In the particular case we have to deal with, the coating is a
constituted by a sandwich of Aluminium and a polymeric film (HMDSO) upon a
substrate of polycarbonate. The final product of the industrial process is the
reflecting part of projectors for automotive.
The deposition of the final coating is achieved in three steps:
1. Within a cylindrical metallic chamber, the atmosphere is brought to a
very low pressure
2. Within the chambers, aluminium is vaporised by means of the Joule
Effect. In this way, the Aluminium covers up the surface of the substrates
located within the chamber.
3. A monomer flows through nozzles at relatively high pressure. In the
plasma atmosphere, generated by the strong electric field, the monomer
polymerise on the substrate, covering up the surface. In this way a thin (~ 10
nm) film of HMDSO is made to protect the surface of the projectors.
At the end of the process, the chamber is opened and the projectors are
ready to be assembled.
The scope of the model and simulations, should be to suggest new and
better setting of the chamber and electrodes, such as shape, position and size
of the electrodes, and optimised process
parameters (such as pressure and voltage applied to the electrodes), in order
to have a mostly uniform energy and charge density, a uniform potential, a
uniform distribution of current lines and so on, so to reduce the possible
inhomogeneities in the final coating.
Clearly, the real situation would not allow for the resulting model to
be actually solved.
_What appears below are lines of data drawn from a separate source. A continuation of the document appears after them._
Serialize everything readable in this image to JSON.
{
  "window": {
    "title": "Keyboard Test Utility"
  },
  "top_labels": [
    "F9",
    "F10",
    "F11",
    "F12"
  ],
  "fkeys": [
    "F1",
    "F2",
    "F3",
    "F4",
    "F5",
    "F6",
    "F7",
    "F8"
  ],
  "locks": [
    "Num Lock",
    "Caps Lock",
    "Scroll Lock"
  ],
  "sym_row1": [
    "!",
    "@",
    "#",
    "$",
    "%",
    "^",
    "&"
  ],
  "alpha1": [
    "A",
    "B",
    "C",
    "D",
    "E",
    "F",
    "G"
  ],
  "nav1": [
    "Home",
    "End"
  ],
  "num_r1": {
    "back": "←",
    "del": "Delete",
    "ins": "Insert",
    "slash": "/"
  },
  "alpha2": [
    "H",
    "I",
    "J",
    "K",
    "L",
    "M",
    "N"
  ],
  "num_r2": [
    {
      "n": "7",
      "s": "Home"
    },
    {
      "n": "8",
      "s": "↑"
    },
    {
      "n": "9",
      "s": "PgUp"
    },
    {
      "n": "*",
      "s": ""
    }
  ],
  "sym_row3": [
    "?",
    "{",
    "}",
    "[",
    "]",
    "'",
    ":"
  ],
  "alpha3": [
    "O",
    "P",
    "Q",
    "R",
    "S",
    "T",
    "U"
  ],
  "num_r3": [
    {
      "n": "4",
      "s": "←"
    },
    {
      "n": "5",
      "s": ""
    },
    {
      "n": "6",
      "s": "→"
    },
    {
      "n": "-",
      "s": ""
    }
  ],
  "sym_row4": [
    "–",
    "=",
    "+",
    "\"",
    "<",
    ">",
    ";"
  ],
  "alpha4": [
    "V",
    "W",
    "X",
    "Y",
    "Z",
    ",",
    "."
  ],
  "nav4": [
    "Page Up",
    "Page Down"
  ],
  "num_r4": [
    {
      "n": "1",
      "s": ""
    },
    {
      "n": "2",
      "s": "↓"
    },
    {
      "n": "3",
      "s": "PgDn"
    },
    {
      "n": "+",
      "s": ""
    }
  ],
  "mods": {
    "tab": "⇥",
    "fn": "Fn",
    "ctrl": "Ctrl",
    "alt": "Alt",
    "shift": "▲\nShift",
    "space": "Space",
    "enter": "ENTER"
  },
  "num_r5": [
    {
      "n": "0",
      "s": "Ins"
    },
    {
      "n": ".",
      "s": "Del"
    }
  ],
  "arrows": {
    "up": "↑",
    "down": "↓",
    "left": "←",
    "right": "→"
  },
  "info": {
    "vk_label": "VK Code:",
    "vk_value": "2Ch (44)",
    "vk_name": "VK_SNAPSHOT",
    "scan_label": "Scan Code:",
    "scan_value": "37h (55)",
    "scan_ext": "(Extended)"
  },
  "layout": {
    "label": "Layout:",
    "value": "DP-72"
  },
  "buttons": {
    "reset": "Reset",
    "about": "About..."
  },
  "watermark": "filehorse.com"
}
However, as the aim of the model is to analyse the
distribution of potential and charged particles within the chamber, one can
drastically reduce the complexity by making some simple assumptions.
The activity we propose is to start the construction of the model under
some simplifying assumptions like stationary field, plasma at equilibrium and
simple boundary conditions and develop analytical and numerical descriptions.
Scheme of the work to be done:
1) Set
the physical model
2) Discuss the appropriate
simplifications
3) Solve
numerically the simplified model
4) Draw consequences
from the numerical results